Это было явно не то, что Вера надеялась услышать.

– Вы рассказываете мне не все, – укоризненно сказала Вера. Тонкая морщинка прорезала ее высокий лоб. – Вам, право же, не стоит меня расстраивать. Вы умеете воздействовать на людей, транслировать им свои идеи. Как вы делаете это?

– Для начала, надо очень хорошо знать, о чем говоришь, – Саша сконцентрировалась на том, чтоб ответить как можно полнее и правильнее; на лбу от усилия выступила испарина. – Важно при этом опираться на то, что слушатели уже знали раньше. Находить понятные слова и верные интонации для каждой аудитории, для любой ситуации. Со временем развивается интуиция, ты не то что управляешь народной массой… нет, она становится для тебя как море, ты можешь поймать волну и оседлать ее так, чтоб оказаться на гребне. Если не угадаешь с волной или просто не будет нужной – потонешь, и слова твои будут мертвы. Простите, я не могу объяснить лучше, это все очень прикладные вещи. Теорией я не владею, если она вообще существует.

– Все хорошо, Саша, не волнуйтесь, – успокоила ее Вера. – Вы, верно, устали. Скоро вы сможете отдохнуть. Расскажите, что вам известно о ритуальных оргиях, проводимых Глебом Бокием?

– Оргии? – Саша не сразу вспомнила, что означает это слово и, вспомнив, не смогла сдержать улыбку. – Слухи ходили по городу, но сильно сомневаюсь, что они были на чем-то основаны.
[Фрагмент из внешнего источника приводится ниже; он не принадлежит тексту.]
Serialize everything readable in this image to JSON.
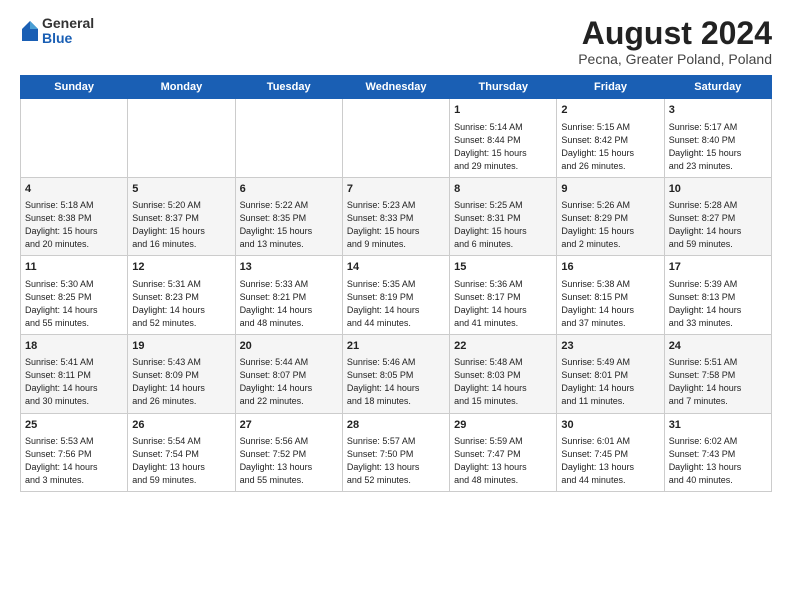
{
  "header": {
    "logo_general": "General",
    "logo_blue": "Blue",
    "title": "August 2024",
    "subtitle": "Pecna, Greater Poland, Poland"
  },
  "days_of_week": [
    "Sunday",
    "Monday",
    "Tuesday",
    "Wednesday",
    "Thursday",
    "Friday",
    "Saturday"
  ],
  "weeks": [
    [
      {
        "day": "",
        "content": ""
      },
      {
        "day": "",
        "content": ""
      },
      {
        "day": "",
        "content": ""
      },
      {
        "day": "",
        "content": ""
      },
      {
        "day": "1",
        "content": "Sunrise: 5:14 AM\nSunset: 8:44 PM\nDaylight: 15 hours\nand 29 minutes."
      },
      {
        "day": "2",
        "content": "Sunrise: 5:15 AM\nSunset: 8:42 PM\nDaylight: 15 hours\nand 26 minutes."
      },
      {
        "day": "3",
        "content": "Sunrise: 5:17 AM\nSunset: 8:40 PM\nDaylight: 15 hours\nand 23 minutes."
      }
    ],
    [
      {
        "day": "4",
        "content": "Sunrise: 5:18 AM\nSunset: 8:38 PM\nDaylight: 15 hours\nand 20 minutes."
      },
      {
        "day": "5",
        "content": "Sunrise: 5:20 AM\nSunset: 8:37 PM\nDaylight: 15 hours\nand 16 minutes."
      },
      {
        "day": "6",
        "content": "Sunrise: 5:22 AM\nSunset: 8:35 PM\nDaylight: 15 hours\nand 13 minutes."
      },
      {
        "day": "7",
        "content": "Sunrise: 5:23 AM\nSunset: 8:33 PM\nDaylight: 15 hours\nand 9 minutes."
      },
      {
        "day": "8",
        "content": "Sunrise: 5:25 AM\nSunset: 8:31 PM\nDaylight: 15 hours\nand 6 minutes."
      },
      {
        "day": "9",
        "content": "Sunrise: 5:26 AM\nSunset: 8:29 PM\nDaylight: 15 hours\nand 2 minutes."
      },
      {
        "day": "10",
        "content": "Sunrise: 5:28 AM\nSunset: 8:27 PM\nDaylight: 14 hours\nand 59 minutes."
      }
    ],
    [
      {
        "day": "11",
        "content": "Sunrise: 5:30 AM\nSunset: 8:25 PM\nDaylight: 14 hours\nand 55 minutes."
      },
      {
        "day": "12",
        "content": "Sunrise: 5:31 AM\nSunset: 8:23 PM\nDaylight: 14 hours\nand 52 minutes."
      },
      {
        "day": "13",
        "content": "Sunrise: 5:33 AM\nSunset: 8:21 PM\nDaylight: 14 hours\nand 48 minutes."
      },
      {
        "day": "14",
        "content": "Sunrise: 5:35 AM\nSunset: 8:19 PM\nDaylight: 14 hours\nand 44 minutes."
      },
      {
        "day": "15",
        "content": "Sunrise: 5:36 AM\nSunset: 8:17 PM\nDaylight: 14 hours\nand 41 minutes."
      },
      {
        "day": "16",
        "content": "Sunrise: 5:38 AM\nSunset: 8:15 PM\nDaylight: 14 hours\nand 37 minutes."
      },
      {
        "day": "17",
        "content": "Sunrise: 5:39 AM\nSunset: 8:13 PM\nDaylight: 14 hours\nand 33 minutes."
      }
    ],
    [
      {
        "day": "18",
        "content": "Sunrise: 5:41 AM\nSunset: 8:11 PM\nDaylight: 14 hours\nand 30 minutes."
      },
      {
        "day": "19",
        "content": "Sunrise: 5:43 AM\nSunset: 8:09 PM\nDaylight: 14 hours\nand 26 minutes."
      },
      {
        "day": "20",
        "content": "Sunrise: 5:44 AM\nSunset: 8:07 PM\nDaylight: 14 hours\nand 22 minutes."
      },
      {
        "day": "21",
        "content": "Sunrise: 5:46 AM\nSunset: 8:05 PM\nDaylight: 14 hours\nand 18 minutes."
      },
      {
        "day": "22",
        "content": "Sunrise: 5:48 AM\nSunset: 8:03 PM\nDaylight: 14 hours\nand 15 minutes."
      },
      {
        "day": "23",
        "content": "Sunrise: 5:49 AM\nSunset: 8:01 PM\nDaylight: 14 hours\nand 11 minutes."
      },
      {
        "day": "24",
        "content": "Sunrise: 5:51 AM\nSunset: 7:58 PM\nDaylight: 14 hours\nand 7 minutes."
      }
    ],
    [
      {
        "day": "25",
        "content": "Sunrise: 5:53 AM\nSunset: 7:56 PM\nDaylight: 14 hours\nand 3 minutes."
      },
      {
        "day": "26",
        "content": "Sunrise: 5:54 AM\nSunset: 7:54 PM\nDaylight: 13 hours\nand 59 minutes."
      },
      {
        "day": "27",
        "content": "Sunrise: 5:56 AM\nSunset: 7:52 PM\nDaylight: 13 hours\nand 55 minutes."
      },
      {
        "day": "28",
        "content": "Sunrise: 5:57 AM\nSunset: 7:50 PM\nDaylight: 13 hours\nand 52 minutes."
      },
      {
        "day": "29",
        "content": "Sunrise: 5:59 AM\nSunset: 7:47 PM\nDaylight: 13 hours\nand 48 minutes."
      },
      {
        "day": "30",
        "content": "Sunrise: 6:01 AM\nSunset: 7:45 PM\nDaylight: 13 hours\nand 44 minutes."
      },
      {
        "day": "31",
        "content": "Sunrise: 6:02 AM\nSunset: 7:43 PM\nDaylight: 13 hours\nand 40 minutes."
      }
    ]
  ]
}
Не в восемнадцатом, по крайней мере. Знаете, сколько у ПетроЧК работы было в восемнадцатом? Бывало, за целый день в уборную отлучиться некогда. Какие тут оргии, ей-богу…

Вера улыбнулась.

– Саша, вы знаете, что вы красивы? Не сейчас, разумеется, но это временно. Я видела фотографию в личном деле. На казенных фотографиях люди редко выглядят хорошо, но даже там вы весьма интересны.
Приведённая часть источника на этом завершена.